Key to this strategy is a set schedule for one-to-one meetings between the employees and managers. The regularity of the meetings can break the stigma of the performance review being stressful and useless, and make them a space to discuss work, accomplishments as well as possible challenges.
This is a key that will unlock many performance barriers. When you know what employees want from their careers you know how to motivate and engage them. It will also enable you to set clear objectives and SMART goals for your employees and to foster employee motivation as previous studies have shown.
Understanding your employee's career expectations can also help employee retention and enable you to give them the right guidance and training to progress and reach their potential.
It is important to give your employees time to prepare, gather feedback and finish any outstanding deliverables. Also, once you have written your performance evaluation share it with them prior to your meeting together with a written agenda of the meeting. The agenda should include a review of the annual goals, discussion of the expectations outlined as well as time dedicated for any questions and additional assignments.
That way they will have time to think about and share their thoughts with you. If you write your evaluation without the employee seeing it or having a say most likely it will become a task that takes place annually and no one will see the benefits of an effective performance review. Therefore, you also want to commit time to informal feedback and address any potential issues or additional achievements.
Tell your employees what they did well, where they could have performed better and how to improve in the next performance cycle. Being honest is always helpful and will allow you to build a better relationship. Furthermore, it has proven to be helpful to frame comments based on behaviors one should stop, start or continue doing.
The discussion should function both ways; your direct reports should feel comfortable to discuss their ideas and concerns with you. A sense of open culture and feeling that their opinion is valued will improve their engagement and positively affect their performance. As Steve Jobs once said; “It doesn’t make sense to hire smart people and tell them what to do; we hire smart people so they can tell us what to do.” The expertise of your direct reports can bring new perspectives and result in valuable ideas for your business.
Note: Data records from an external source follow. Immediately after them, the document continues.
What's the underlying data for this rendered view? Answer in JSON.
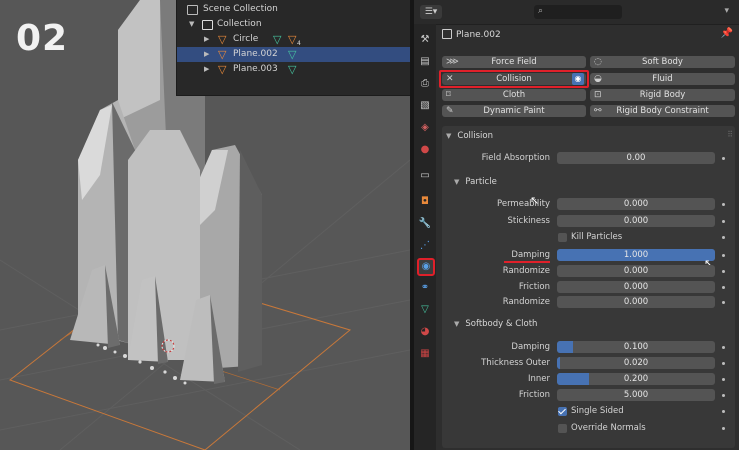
{
  "step_label": "02",
  "outliner": {
    "root": "Scene Collection",
    "items": [
      {
        "label": "Collection"
      },
      {
        "label": "Circle",
        "modifier_count": "4"
      },
      {
        "label": "Plane.002"
      },
      {
        "label": "Plane.003"
      }
    ]
  },
  "properties": {
    "object_name": "Plane.002",
    "physics_buttons": [
      {
        "label": "Force Field",
        "icon": "force-field-icon"
      },
      {
        "label": "Soft Body",
        "icon": "soft-body-icon"
      },
      {
        "label": "Collision",
        "icon": "close-icon"
      },
      {
        "label": "Fluid",
        "icon": "fluid-icon"
      },
      {
        "label": "Cloth",
        "icon": "cloth-icon"
      },
      {
        "label": "Rigid Body",
        "icon": "rigid-body-icon"
      },
      {
        "label": "Dynamic Paint",
        "icon": "dynamic-paint-icon"
      },
      {
        "label": "Rigid Body Constraint",
        "icon": "rigid-body-constraint-icon"
      }
    ],
    "collision": {
      "title": "Collision",
      "field_absorption": {
        "label": "Field Absorption",
        "value": "0.00"
      },
      "particle": {
        "title": "Particle",
        "permeability": {
          "label": "Permeability",
          "value": "0.000"
        },
        "stickiness": {
          "label": "Stickiness",
          "value": "0.000"
        },
        "kill_particles": {
          "label": "Kill Particles",
          "checked": false
        },
        "damping": {
          "label": "Damping",
          "value": "1.000",
          "fraction": 1.0
        },
        "damping_randomize": {
          "label": "Randomize",
          "value": "0.000"
        },
        "friction": {
          "label": "Friction",
          "value": "0.000"
        },
        "friction_randomize": {
          "label": "Randomize",
          "value": "0.000"
        }
      },
      "softbody_cloth": {
        "title": "Softbody & Cloth",
        "damping": {
          "label": "Damping",
          "value": "0.100",
          "fraction": 0.1
        },
        "thickness_outer": {
          "label": "Thickness Outer",
          "value": "0.020",
          "fraction": 0.02
        },
        "inner": {
          "label": "Inner",
          "value": "0.200",
          "fraction": 0.2
        },
        "friction": {
          "label": "Friction",
          "value": "5.000"
        },
        "single_sided": {
          "label": "Single Sided",
          "checked": true
        },
        "override_normals": {
          "label": "Override Normals",
          "checked": false
        }
      }
    }
  },
  "colors": {
    "accent": "#4772b3",
    "highlight_red": "#e0202a",
    "outliner_selection": "#334d80"
  }
}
Try to coach them throughout the performance cycle and help them build and enhance skills. If you have done this from the beginning of the performance cycle, especially helping them to set up their goals, then you are going to have very effective performance reviews at the end of the period. Furthermore, it will help to enhance your employee engagement and productivity ensuring they know what your expectations from them are and what they should focus on.
With shorter job cycles, mentorship becomes essential for employee retention and career development. Furthermore, previous research has shown that millennials, who are becoming the largest portion of workforce, need mentors not leaders. Today’s managers need to become coaches that inspire their reports, give them a sense of purpose and confidence when work gets challenging. Therefore, you should harness the power of mentorship.
The final and very important tip: The performance review format should be shared with the employees beforehand. Most importantly, be clear to them at the beginning of the performance cycle as to how employees are being rated - e.g. 1-10 or 1-5 scale with HR calibration. That way you manage expectations and it is easier to justify your performance evaluation.
All the above will help you achieve effective performance reviews. Every successful leader knows that human capital is the most important asset of a company. Utilizing it correctly can be the difference between success and failure.